Beechcraft, which has twice lost the competition to a partnership between Brazil's Embraer and the Sierra Nevada Corp. despite its official protests, is now calling on Congress to get involved.
Although its bid to win the $427 million contract for 20 aircraft has been shot down again in its appeal to the U.S. General Accounting Office, acquisition of Brazilian planes should be restricted to just the initial order under the contract.
"It is now time for Congress to step in and put an end to this flawed acquisition process and limit the purchase of the Brazilian aircraft to only that of the Afghanistan requirement covered by the first delivery order of the LAS contract," it said late last week.
"Beechcraft remains confident that the AT-6, which was rated "Exceptional" by the Air Force, was the better choice for LAS and is the best aircraft for U.S. partner nations in need of light attack aircraft. The company is certain that future procurements, including those run by other governments, will validate this rating and result in the selection of the AT-6 for counter-insurgency and irregular warfare missions."
The statement came in advance of an expected GAO release of its decision on Beechcraft's petition for additional review of the U.S. Air Force decision.
The Air Force Feb. 27 gave the contract to Embraer-SNC for Embraer's A-29 Super Tucano, a small turboprop aircraft for military pilot training and close air support by nations around the world. The USAF had awarded the team the contract earlier but Beechcraft, alleging "bias," protested and the Air Force reviewed its decision and reopened bidding.
The result was a delay of a year or more in a program the military considers a priority given that U.S. forces are preparing to withdraw from Afghanistan and the urgent need for the aircraft by Afghan forces.
When the Air Force chose the A-29 for the second time, Beechcraft protested again but the military tapped an override provision in the appeal process and stuck by its guns.

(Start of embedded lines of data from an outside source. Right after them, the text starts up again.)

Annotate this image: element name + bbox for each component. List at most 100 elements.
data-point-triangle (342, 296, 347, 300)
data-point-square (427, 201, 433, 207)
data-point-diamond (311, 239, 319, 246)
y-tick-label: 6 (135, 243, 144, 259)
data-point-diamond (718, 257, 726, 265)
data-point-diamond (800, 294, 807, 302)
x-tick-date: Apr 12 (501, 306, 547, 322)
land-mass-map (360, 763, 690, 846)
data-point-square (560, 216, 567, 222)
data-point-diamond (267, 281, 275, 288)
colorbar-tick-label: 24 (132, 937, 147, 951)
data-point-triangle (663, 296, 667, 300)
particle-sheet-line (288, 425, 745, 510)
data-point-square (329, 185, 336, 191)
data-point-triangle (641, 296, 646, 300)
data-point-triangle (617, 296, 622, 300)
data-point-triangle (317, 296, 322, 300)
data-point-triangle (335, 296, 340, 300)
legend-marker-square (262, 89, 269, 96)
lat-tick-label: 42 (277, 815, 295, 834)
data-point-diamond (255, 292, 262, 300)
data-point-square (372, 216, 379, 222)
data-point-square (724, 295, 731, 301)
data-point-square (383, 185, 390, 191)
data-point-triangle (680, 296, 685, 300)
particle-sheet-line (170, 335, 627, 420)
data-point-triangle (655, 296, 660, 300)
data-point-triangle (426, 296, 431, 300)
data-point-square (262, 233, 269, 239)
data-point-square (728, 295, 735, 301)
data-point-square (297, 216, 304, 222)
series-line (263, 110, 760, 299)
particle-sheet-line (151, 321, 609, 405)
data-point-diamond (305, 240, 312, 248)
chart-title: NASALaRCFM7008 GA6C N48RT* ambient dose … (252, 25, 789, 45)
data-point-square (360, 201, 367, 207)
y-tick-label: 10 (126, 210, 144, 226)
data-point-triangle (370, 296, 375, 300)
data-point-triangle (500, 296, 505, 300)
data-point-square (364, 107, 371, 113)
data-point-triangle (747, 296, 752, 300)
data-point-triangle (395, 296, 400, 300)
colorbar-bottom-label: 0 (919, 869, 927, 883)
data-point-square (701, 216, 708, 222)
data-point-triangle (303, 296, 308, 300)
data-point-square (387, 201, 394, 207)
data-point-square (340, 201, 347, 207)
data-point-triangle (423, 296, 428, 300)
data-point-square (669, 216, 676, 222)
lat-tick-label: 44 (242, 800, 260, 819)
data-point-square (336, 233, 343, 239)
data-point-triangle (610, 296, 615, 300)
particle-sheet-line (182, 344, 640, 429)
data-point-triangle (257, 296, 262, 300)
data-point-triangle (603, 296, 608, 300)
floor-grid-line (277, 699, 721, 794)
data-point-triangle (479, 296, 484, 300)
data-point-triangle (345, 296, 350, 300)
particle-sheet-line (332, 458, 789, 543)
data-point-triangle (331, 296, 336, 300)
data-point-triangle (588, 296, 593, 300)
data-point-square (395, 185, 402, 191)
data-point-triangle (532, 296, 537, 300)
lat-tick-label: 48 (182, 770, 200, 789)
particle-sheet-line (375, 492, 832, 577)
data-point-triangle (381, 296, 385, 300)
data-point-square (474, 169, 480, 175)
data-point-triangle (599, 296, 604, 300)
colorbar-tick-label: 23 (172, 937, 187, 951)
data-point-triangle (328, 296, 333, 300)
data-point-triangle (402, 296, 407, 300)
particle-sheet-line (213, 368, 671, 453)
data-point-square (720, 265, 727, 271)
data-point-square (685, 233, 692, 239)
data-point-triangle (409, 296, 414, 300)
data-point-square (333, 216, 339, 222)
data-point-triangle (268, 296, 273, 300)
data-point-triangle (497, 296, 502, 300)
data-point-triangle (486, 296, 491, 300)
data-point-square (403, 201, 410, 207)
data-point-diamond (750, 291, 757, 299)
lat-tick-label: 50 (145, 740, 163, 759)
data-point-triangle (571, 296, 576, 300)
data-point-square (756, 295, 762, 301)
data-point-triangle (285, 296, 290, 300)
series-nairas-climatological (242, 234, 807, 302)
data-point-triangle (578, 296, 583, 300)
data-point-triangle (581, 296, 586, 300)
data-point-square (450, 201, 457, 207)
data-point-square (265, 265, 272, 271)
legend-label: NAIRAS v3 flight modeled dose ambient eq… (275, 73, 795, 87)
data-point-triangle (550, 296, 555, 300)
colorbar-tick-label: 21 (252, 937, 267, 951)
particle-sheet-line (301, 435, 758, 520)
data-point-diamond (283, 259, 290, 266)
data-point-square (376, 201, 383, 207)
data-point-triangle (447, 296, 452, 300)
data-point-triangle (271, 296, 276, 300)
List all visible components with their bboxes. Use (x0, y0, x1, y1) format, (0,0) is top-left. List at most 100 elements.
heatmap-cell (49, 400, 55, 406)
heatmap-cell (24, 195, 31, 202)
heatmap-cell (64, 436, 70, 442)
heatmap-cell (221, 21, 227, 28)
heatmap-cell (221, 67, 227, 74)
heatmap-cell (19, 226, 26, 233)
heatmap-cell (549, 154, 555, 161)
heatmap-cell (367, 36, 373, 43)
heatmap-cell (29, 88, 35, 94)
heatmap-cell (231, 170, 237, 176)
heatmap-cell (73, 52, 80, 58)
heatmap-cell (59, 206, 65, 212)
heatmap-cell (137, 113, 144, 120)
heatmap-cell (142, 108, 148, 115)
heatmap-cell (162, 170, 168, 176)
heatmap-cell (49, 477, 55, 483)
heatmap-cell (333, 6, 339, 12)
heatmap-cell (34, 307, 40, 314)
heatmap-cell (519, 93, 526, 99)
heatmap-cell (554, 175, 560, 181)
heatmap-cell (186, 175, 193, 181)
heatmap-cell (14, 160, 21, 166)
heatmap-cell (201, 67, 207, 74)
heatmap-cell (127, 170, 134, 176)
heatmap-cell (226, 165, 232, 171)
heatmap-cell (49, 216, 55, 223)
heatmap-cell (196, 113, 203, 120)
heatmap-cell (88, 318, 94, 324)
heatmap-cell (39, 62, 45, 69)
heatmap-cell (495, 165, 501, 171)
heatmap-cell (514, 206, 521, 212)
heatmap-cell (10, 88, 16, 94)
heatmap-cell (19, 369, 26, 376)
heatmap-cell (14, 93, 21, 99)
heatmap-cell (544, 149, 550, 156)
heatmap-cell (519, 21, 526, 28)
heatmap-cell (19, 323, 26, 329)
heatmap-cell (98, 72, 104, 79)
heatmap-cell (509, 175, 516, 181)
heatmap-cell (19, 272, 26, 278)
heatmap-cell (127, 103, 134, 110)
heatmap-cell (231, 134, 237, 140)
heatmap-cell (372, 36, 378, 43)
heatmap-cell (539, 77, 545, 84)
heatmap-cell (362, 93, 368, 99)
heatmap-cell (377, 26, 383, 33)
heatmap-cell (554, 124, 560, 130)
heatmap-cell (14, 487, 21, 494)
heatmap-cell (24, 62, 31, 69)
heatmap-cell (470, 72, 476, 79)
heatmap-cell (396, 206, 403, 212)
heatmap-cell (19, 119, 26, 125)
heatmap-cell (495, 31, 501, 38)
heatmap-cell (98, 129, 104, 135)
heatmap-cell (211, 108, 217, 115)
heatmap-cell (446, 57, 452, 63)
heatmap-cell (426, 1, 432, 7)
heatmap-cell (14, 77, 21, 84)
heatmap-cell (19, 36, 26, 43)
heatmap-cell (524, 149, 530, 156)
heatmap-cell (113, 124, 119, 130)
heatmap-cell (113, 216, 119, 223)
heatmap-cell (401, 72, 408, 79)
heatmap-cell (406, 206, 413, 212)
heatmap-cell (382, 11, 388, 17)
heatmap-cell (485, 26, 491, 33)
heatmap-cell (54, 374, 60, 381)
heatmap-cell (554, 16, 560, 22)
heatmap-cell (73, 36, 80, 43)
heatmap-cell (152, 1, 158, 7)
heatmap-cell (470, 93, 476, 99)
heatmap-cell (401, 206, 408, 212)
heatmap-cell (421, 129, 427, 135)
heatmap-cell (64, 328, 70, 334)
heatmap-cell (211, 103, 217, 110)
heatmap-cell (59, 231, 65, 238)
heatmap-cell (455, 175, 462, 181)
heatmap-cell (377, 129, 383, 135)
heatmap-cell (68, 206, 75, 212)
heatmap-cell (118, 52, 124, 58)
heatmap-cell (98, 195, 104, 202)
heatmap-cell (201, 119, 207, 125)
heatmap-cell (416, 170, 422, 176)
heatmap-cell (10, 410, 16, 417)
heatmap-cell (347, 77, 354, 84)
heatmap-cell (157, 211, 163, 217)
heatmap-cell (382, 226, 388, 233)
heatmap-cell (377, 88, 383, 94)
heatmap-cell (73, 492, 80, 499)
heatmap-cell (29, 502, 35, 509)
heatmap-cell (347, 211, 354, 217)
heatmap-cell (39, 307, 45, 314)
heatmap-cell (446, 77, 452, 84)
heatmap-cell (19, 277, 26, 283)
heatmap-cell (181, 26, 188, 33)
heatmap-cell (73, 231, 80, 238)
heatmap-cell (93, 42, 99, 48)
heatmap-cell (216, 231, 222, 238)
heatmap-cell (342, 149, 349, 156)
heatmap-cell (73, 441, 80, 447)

Embraer-SNC, promised in their bid that the aircraft would be assembled in the United States and work would involve components and other supply-chain items from U.S. companies. It has already leased facilities in Florida and officially opened an assembly line for the aircraft.
"It is deeply distressing that the Air Force selected a more expensive, less capable, foreign-manufactured airplane with weapons and systems unfamiliar to, and outside the control of, the United States military," Beechcraft said in its new statement.
"We have known that the requirements for this procurement were written to favor the competition's aircraft. During this protest, we learned that the GAO's review looks only at whether the Air Force followed its process, but not whether the process itself was actually correct or appropriate.
"We question whether the Embraer aircraft with its foreign-made weapons can be certified to U.S. military standards in time to provide the mission-capable aircraft per the contract."